Having lost communications with its first lunar orbiting satellite, the Indian Space Research Organization (ISRO) has declared the mission of the Chandrayaan-I to be at an end. Though the Chandrayaan-I was lost just prior to a year in a planned two year mission, scientists at the ISRO have declared that ninety five percent of the probes objectives have been met.
During its mission, Chandrayaan-I, according to New Kerala “completed 3,400 orbits in 312 days and transmitted volumes of data from sophisticated scientific instruments such as terrain mapping camera, hyper-spectral imager and moon mineralogy mapper.” Chandrayaan-I also took 70,000 digital images of the lunar surface.
Most recently, in a joint operation with the American Lunar Reconnaissance Orbiter, Chandrayaan-I bounced radar off of permanently shadowed craters at the lunar North Pole in search of water ice. Both the Chandrayaan-I and the Lunar Reconnaissance Orbiter analyzed the returned echoes.

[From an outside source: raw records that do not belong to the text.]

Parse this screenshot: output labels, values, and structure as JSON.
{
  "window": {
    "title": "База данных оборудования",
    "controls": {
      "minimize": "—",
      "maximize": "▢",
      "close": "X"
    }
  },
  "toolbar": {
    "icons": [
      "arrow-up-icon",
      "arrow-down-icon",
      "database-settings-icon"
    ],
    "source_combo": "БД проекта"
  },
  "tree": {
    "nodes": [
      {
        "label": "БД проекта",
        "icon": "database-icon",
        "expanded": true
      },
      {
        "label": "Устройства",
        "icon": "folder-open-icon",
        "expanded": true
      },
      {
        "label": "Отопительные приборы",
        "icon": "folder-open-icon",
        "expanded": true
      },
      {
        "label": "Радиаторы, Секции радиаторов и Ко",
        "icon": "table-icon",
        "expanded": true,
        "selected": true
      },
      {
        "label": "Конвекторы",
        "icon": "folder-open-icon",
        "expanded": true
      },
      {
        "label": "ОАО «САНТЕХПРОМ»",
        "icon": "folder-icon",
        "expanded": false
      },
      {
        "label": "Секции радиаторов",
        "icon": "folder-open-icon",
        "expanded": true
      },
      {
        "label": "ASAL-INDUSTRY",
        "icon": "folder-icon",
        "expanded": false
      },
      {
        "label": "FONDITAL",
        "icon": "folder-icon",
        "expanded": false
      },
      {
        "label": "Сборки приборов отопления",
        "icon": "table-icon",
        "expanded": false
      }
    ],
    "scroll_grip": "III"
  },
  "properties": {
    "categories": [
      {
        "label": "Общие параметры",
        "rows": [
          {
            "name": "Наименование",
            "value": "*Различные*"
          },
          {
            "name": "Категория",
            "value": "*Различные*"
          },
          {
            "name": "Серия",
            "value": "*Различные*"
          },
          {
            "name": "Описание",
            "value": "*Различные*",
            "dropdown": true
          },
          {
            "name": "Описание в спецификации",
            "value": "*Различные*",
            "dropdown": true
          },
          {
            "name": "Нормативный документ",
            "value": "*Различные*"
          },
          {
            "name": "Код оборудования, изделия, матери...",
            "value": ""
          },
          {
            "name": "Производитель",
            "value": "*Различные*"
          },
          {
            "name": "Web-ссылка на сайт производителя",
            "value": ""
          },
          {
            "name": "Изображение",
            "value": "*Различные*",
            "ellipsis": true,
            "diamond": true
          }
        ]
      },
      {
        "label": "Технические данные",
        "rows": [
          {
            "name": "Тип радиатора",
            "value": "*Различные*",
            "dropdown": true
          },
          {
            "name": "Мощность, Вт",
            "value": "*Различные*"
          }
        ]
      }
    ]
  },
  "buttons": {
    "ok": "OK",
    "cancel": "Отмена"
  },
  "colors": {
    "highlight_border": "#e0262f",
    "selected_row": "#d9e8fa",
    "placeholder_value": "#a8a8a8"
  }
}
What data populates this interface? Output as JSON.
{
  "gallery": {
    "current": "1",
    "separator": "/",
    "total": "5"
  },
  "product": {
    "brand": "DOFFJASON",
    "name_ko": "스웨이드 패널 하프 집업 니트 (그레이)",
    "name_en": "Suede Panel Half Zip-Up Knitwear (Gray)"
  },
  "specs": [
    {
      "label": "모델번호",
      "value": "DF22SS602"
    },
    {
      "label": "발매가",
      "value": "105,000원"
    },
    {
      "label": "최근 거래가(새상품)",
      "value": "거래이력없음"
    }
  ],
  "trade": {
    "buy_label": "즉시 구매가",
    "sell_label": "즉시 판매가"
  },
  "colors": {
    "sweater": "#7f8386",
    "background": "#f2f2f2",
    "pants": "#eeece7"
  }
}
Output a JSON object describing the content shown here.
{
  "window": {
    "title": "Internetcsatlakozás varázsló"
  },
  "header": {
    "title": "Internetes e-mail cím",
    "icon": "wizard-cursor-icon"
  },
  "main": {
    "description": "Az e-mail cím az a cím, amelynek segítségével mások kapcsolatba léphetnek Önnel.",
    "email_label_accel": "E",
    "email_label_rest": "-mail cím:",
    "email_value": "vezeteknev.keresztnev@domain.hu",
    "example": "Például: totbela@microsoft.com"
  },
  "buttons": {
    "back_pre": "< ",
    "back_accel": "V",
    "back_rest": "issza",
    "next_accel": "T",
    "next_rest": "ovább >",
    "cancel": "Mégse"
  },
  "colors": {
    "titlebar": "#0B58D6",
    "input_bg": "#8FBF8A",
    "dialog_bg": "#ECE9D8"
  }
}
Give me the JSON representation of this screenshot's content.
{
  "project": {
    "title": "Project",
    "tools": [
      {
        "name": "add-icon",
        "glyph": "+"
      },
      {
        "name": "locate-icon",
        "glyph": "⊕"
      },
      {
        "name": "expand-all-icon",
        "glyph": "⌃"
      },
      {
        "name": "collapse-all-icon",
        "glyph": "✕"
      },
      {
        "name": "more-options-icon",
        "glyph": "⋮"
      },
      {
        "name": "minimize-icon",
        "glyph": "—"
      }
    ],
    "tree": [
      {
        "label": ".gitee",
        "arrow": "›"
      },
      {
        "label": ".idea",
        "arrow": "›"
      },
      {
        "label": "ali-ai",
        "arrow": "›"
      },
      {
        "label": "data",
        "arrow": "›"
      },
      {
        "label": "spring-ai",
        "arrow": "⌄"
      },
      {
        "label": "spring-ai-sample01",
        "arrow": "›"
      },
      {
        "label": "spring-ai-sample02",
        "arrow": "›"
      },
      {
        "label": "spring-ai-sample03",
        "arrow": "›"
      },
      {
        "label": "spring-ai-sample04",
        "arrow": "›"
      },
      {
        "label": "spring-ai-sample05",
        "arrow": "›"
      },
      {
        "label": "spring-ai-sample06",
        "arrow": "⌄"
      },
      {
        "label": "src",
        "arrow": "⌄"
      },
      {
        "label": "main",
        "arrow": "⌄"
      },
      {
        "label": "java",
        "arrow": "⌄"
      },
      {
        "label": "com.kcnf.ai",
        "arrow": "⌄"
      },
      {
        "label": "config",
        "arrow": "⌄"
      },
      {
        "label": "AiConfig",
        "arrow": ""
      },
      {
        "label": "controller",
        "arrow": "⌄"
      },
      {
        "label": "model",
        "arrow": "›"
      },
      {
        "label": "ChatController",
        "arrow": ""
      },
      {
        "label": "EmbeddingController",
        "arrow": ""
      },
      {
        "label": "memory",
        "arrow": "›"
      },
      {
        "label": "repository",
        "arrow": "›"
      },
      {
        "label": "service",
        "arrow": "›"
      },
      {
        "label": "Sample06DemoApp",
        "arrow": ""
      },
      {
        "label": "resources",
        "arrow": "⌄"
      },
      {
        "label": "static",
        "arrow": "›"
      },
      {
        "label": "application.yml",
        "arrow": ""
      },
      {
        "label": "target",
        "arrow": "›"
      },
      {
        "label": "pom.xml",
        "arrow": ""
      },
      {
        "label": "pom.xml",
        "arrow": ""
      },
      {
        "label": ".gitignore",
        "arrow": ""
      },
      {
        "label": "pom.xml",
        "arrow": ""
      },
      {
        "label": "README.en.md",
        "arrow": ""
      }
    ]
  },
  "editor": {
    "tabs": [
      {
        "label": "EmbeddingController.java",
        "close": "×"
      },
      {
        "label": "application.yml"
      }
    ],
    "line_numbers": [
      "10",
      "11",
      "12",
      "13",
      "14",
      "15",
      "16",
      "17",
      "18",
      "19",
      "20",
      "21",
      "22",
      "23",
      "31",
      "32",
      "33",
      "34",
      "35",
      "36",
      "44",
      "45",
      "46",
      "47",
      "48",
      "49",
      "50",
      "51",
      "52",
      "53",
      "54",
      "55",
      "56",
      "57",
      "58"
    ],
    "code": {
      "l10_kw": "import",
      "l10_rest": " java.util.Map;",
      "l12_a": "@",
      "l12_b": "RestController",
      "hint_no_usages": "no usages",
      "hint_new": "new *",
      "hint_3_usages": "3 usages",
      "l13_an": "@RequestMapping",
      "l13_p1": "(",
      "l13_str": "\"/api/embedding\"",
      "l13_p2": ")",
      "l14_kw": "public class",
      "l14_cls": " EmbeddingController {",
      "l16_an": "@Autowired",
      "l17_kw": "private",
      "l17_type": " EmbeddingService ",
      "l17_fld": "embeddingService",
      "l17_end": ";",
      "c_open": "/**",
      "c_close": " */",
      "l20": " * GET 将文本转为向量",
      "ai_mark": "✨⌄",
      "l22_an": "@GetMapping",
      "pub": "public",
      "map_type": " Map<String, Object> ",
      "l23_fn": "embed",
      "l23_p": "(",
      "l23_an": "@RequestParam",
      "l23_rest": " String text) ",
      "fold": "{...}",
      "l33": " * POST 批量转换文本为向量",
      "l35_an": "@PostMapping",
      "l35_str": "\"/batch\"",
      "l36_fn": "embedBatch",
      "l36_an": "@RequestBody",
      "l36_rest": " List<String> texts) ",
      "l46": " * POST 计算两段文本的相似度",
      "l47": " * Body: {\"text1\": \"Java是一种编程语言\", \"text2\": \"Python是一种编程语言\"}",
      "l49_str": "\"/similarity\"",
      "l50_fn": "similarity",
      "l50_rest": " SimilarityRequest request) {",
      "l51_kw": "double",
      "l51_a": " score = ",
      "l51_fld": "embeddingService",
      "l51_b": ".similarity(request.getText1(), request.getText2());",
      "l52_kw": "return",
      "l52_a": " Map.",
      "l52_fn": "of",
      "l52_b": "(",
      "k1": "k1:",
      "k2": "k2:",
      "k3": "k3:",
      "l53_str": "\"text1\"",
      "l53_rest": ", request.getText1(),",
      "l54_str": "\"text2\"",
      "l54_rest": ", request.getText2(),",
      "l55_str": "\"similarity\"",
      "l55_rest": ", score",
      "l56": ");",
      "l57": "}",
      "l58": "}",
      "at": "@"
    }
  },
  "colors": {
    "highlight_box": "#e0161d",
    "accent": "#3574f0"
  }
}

Chandrayaan-I was one of a number of lunar orbiting space craft that included not only the aforementioned American Lunar Reconnaissance Orbiter, but also spacecraft from Japan, China, and the European Union. These probes are part of programs of lunar exploration by various countries in anticipation of a manned return to the Moon, currently scheduled in ten years. Plans to return human astronauts to the Moon have been placed in some doubt due to options being discussed by the Augustine Committee, some of which may preclude human exploration of the lunar surface any time soon.
In the meantime, India is planning an unmanned lunar rover, probes to Mars and Venus, and a possible manned space mission sometime in the next decade.